US: Federal Judge Sends Blackwater Suit to State Court

A lawsuit accusing North Carolina-based Blackwater Security Consulting of wrongful death and fraud in the deaths of four guards killed and mutilated in Iraq should be heard in a North Carolina courts, a federal judge has ruled.

A lawsuit accusing a North Carolina-based security contractor of wrongful death and fraud in the deaths of four guards killed and mutilated in Iraq should be heard in a North Carolina courts, a federal judge has ruled.

Attorneys for the plaintiffs considered the ruling a victory for survivors of the four slain Blackwater Security Consulting contractors. North Carolina allows financial compensation in wrongful death lawsuits.
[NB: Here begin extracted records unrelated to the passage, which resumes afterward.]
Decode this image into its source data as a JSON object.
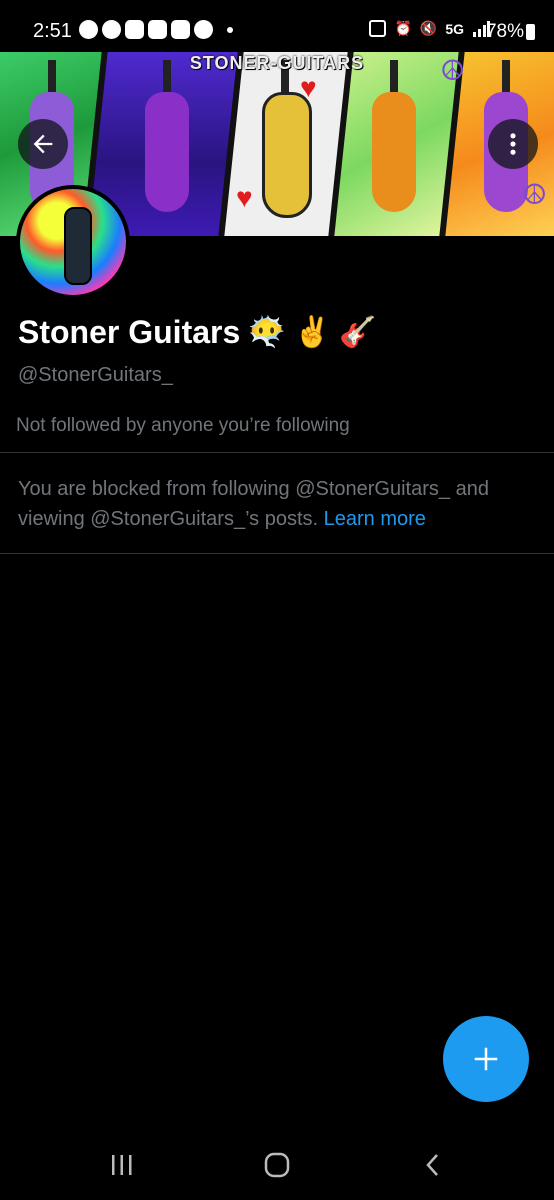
{
  "status_bar": {
    "time": "2:51",
    "network": "5G",
    "battery": "78%"
  },
  "banner": {
    "title": "STONER-GUITARS"
  },
  "profile": {
    "display_name": "Stoner Guitars",
    "name_emojis": [
      "😶‍🌫️",
      "✌️",
      "🎸"
    ],
    "handle": "@StonerGuitars_",
    "followed_by_text": "Not followed by anyone you’re following"
  },
  "blocked_notice": {
    "text": "You are blocked from following @StonerGuitars_ and viewing @StonerGuitars_’s posts.",
    "link_label": "Learn more"
  },
  "fab": {
    "icon": "plus-icon",
    "color": "#1d9bf0"
  },
  "colors": {
    "accent": "#1d9bf0",
    "background": "#000000",
    "secondary_text": "#71767b",
    "divider": "#2f3336"
  },
  "icons": {
    "back": "arrow-left-icon",
    "more": "more-vertical-icon",
    "nav_recents": "recents-icon",
    "nav_home": "home-icon",
    "nav_back": "back-icon"
  }
}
The brutal slayings of Stephen S. Helvenston, Mike R. Teague, Jerko Gerald Zovko and Wesley J.K. Batalona on March 31, 2004, made worldwide headlines. Frenzied crowds dragged their charred bodies through the streets of Fallujah and strung two of them up from a bridge.

Teague, 38, of Clarksville, Tenn., was a 12-year Army veteran and had joined Blackwater about two months before the attack.

The guards' families sued the company in state court in January, alleging Blackwater cut corners that led to the men's deaths. The workers were sent into Fallujah without proper equipment and personnel to defend the supply convoy they were guarding, the lawsuit said.

The company, based in Moyock, quickly moved to have the case heard in federal court, and then dismissed.

Blackwater argued the federal courts had jurisdiction in the case because of the Defense Base Act, a federal law limiting death benefits for contractors working overseas.

Company lawyers also argued that there was a "unique federal interest" in deciding the remedies available to contractors in war zones.

In a ruling issued Thursday, U.S. District Judge Louise Flanagan declined to move the lawsuit to federal court, but agreed that the case raised "novel and complex" issues.

A spokesman for Blackwater did not return calls seeking comment Monday.

A California-based attorney representing the estates of the four men said the federal law didn't apply because the men were independent contractors, not Blackwater employees. The Defense Base Act also applies to negligent contact, while Blackwater's actions were intentional, said attorney Marc Miles in Santa Ana, Calif.

Blackwater "knew they were cutting corners and they sent these gentlemen out without the needed tools, protection and information. This was not an accident," Miles said.

The plaintiffs will be entitled to compensatory and punitive damages if they win their case in state court, Miles said.

The ruling and the case could set important precedents in U.S. courts. Miles said his firm believes the lawsuit was the first involving private U.S. contractors in Iraq, though others have since been filed.

Blackwater contracted with ESS Support Services Worldwide to guard food shipments to U.S. bases in Iraq. According to the lawsuit, the contract called for security teams to have two armored vehicles and a minimum of six people, as well as a heavy machine gun that could fire up to 850 rounds a minute.

The four men who died were sent out in unarmored vehicles, without the heavy machine gun and without a map and got lost, the lawsuit said. Having lacked time to become familiar with their weapons or routes around Fallujah, they went directly through the violent city.

The lawsuit claims Blackwater's failure to live up to the terms of the contract amounted to fraud.

No specific damages are listed in the suit, as is routine in North Carolina civil suits.

The men's estates are named as plaintiffs in the case; their survivors live in Oceanside, Calif.; Leesburg, Fla.; Statesboro, Ga.; Paauilo, Hawaii; Clarksville; and Willoughby, Ohio.